Milagros se llevó las manos al rostro. «¿Qué he hecho?», se preguntó desconsolada.

—¿Qué más les da que cante o no cante en la iglesia? —trató de defenderse.

—No lo entiendes, muchacha. Para ellos no hay nada más importante que recuperar para Dios a las ovejas descarriadas. Y esas ovejas descarriadas hoy, después de haber expulsado a los judíos y los moriscos, somos nosotros: los gitanos. Hace varios años que no se cantan villancicos en Santa Ana, y los curas han accedido a recuperar esa tradición ¡cantándolos una gitana! El que tú cantases villancicos en la iglesia significaba mostrar públicamente que habían conseguido atraernos a su seno. ¡Hasta el arzobispo de Sevilla estaba al tanto del proyecto! Pero ahora…

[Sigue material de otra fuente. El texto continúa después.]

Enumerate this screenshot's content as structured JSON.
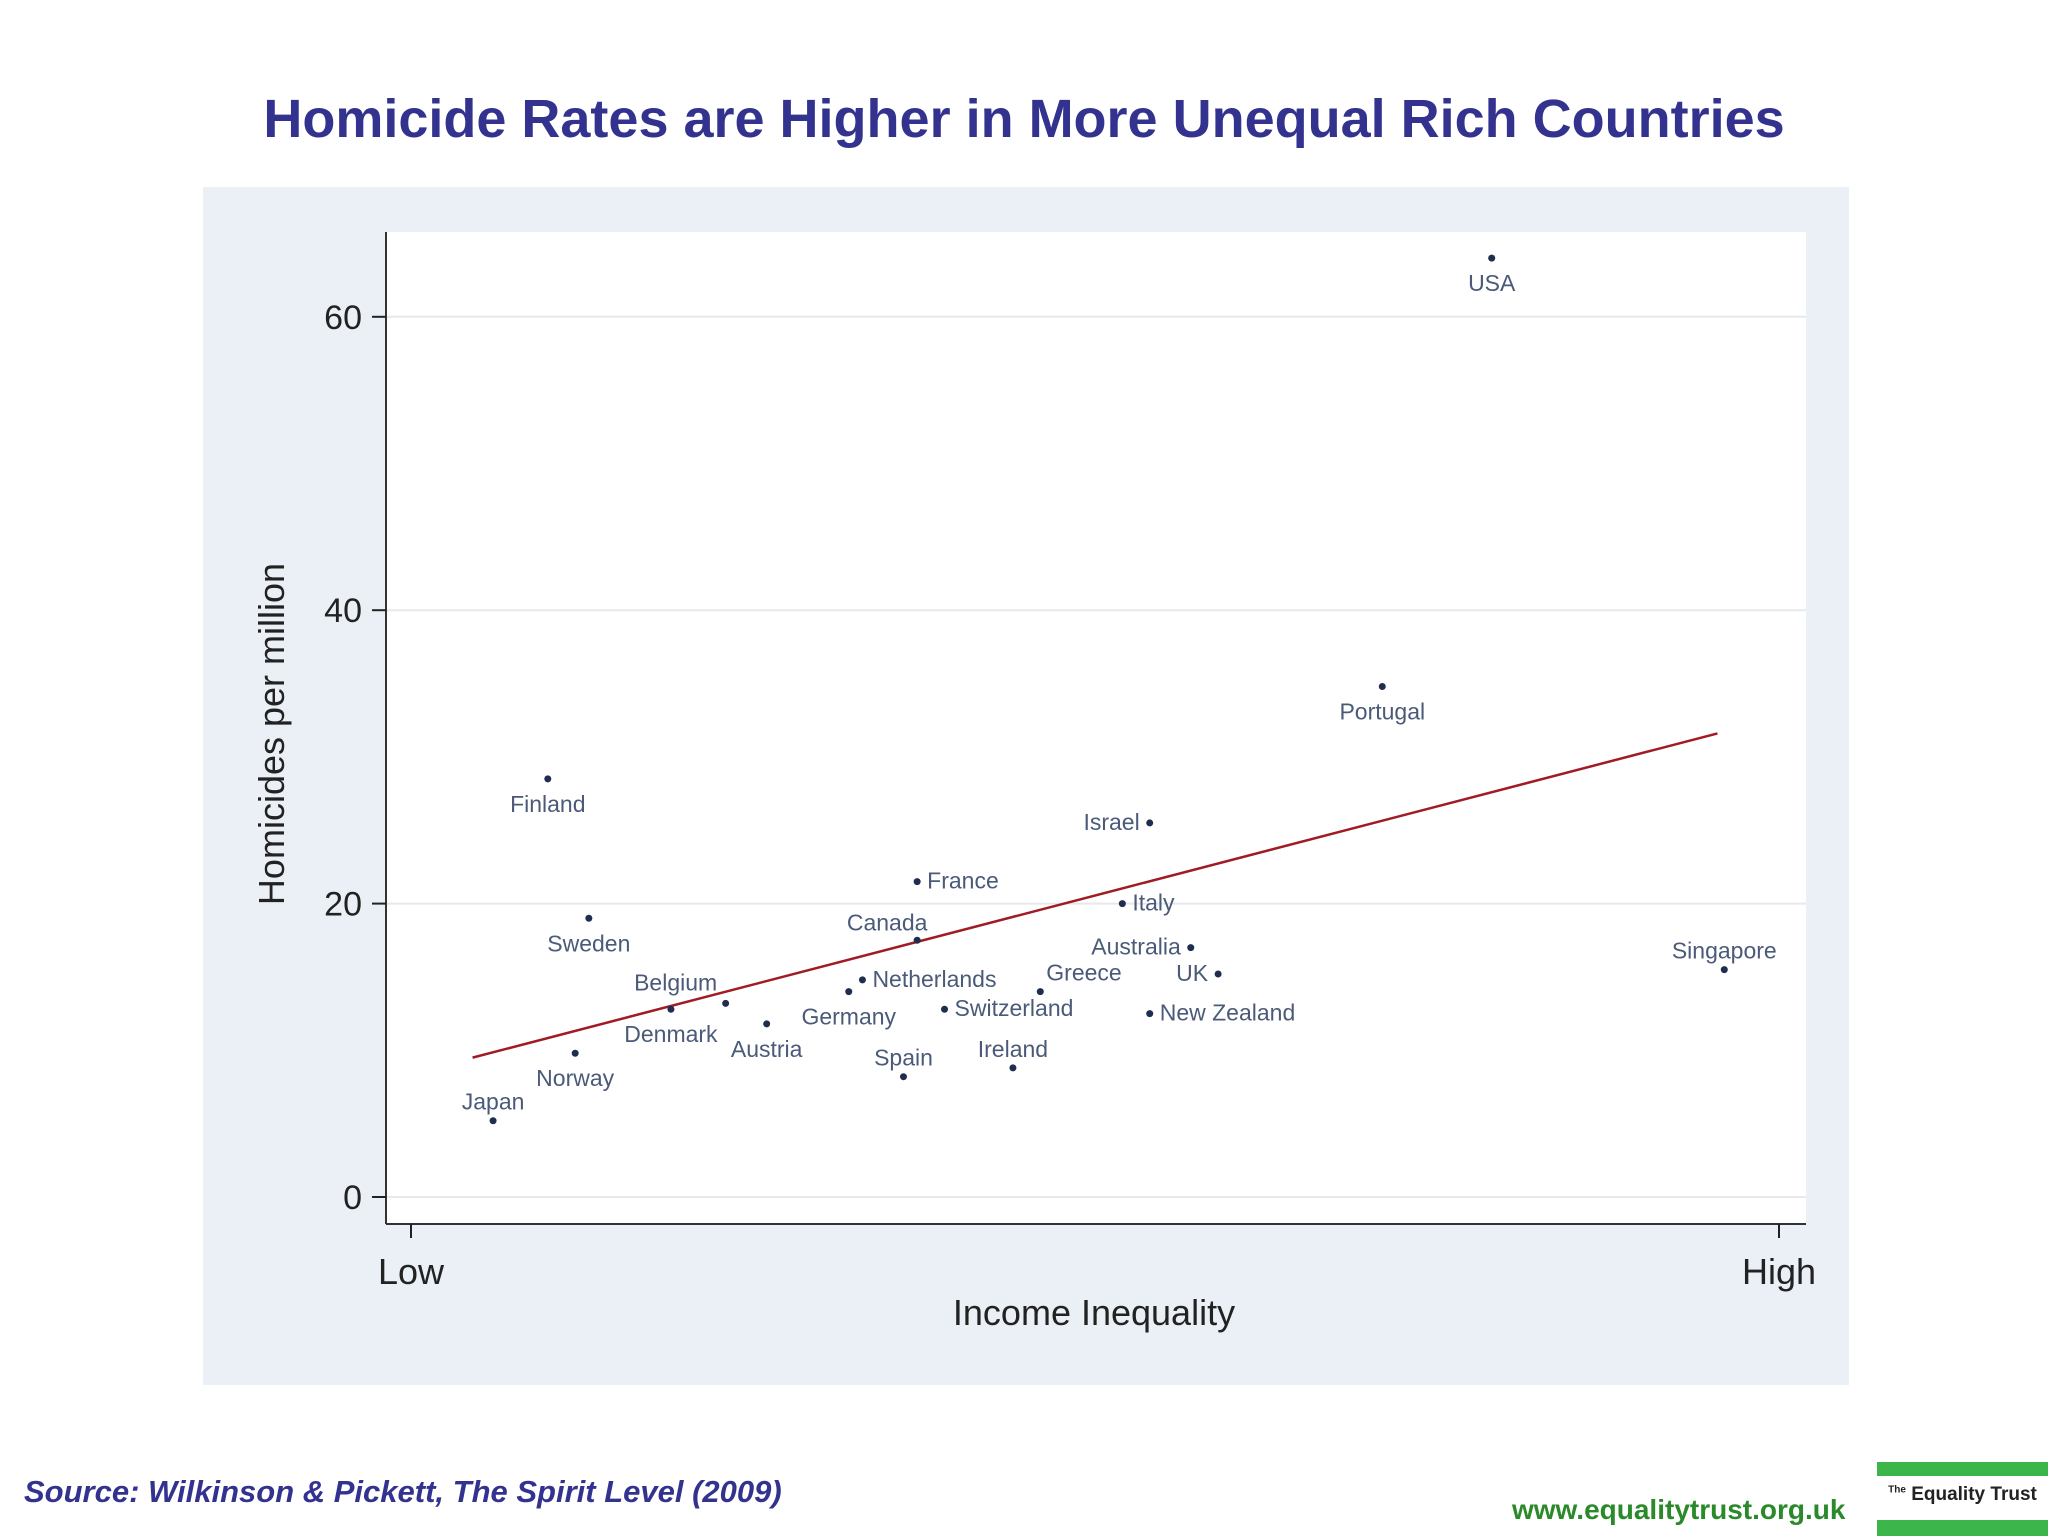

Los dos patriarcas cruzaron una mirada de complicidad tan pronto como se percataron del temblor que asaltó el mentón de Milagros; la muchacha estaba al borde de las lágrimas. Ambos hicieron ademán de marcharse.

—¡No! —los detuvo ella—. ¡Cantaré! ¡Lo juro! ¿Qué se puede hacer? ¿Qué puedo…?

—No lo sabemos, niña —contestó Inocencio.

—Quizá si fueras a pedir perdón… —apuntó Rafael torciendo la boca en señal de que aun así pocas posibilidades tenía.

Y pidió perdón. A los curas. Al maestro. A todos los miembros de la capilla de música, niños incluidos. Caridad la contempló: en pie, cabizbaja, achicada frente a ellos, sin saber qué hacer con aquellas manos acostumbradas a revolotear alegres a su alrededor, arañando cada una de las palabras que le había recomendado Inocencio que dijera.

—Lo siento. Disculpadme. No pretendía ofender a nadie y menos a Jesucristo y a la Virgen en su propia casa. Os ruego que me perdonéis. Me esforzaré por cantar.

La Trianera había dejado de perseguir a los ciudadanos en busca de limosna y había entrado en la iglesia para recrearse en la humillación de la muchacha. «Ya tendrás oportunidad», le había asegurado su esposo, y por Dios que tendría oportunidad de propinarle la bofetada que se merecía.

Después de que varios niños del coro y algunos de los músicos de más edad aceptasen sus disculpas, uno de los presbíteros la conminó a arrodillarse en el suelo frente al altar mayor y a rezar para expiar su falta. Allí, frente a las dieciséis tablas que componían el retablo que se ajustaba a la cabecera ochavada de la iglesia, Milagros, durante las dos horas largas que duraron los ensayos de la capilla de música, balbució la cantinela que llevaba aprendida. Las Navidades se acercaban y había que tener todo preparado.

Pese a sus disculpas, los siguientes días, en los que Rafael dispuso que ya no se cantara en la posada para que Milagros se volcase en Santa Ana, constituyeron un verdadero martirio para una muchacha que, con la libertad de sus padres sobre la conciencia, tenía que morderse la lengua ante los gritos del maestro, que una y otra vez detenía los ensayos para culparla e insultarla, clamando al cielo por la desdicha de tener que bregar con una inculta que nada sabía de solfeo, ni de canto, ni era capaz de sustituir la música de palmas y guitarras por la del órgano.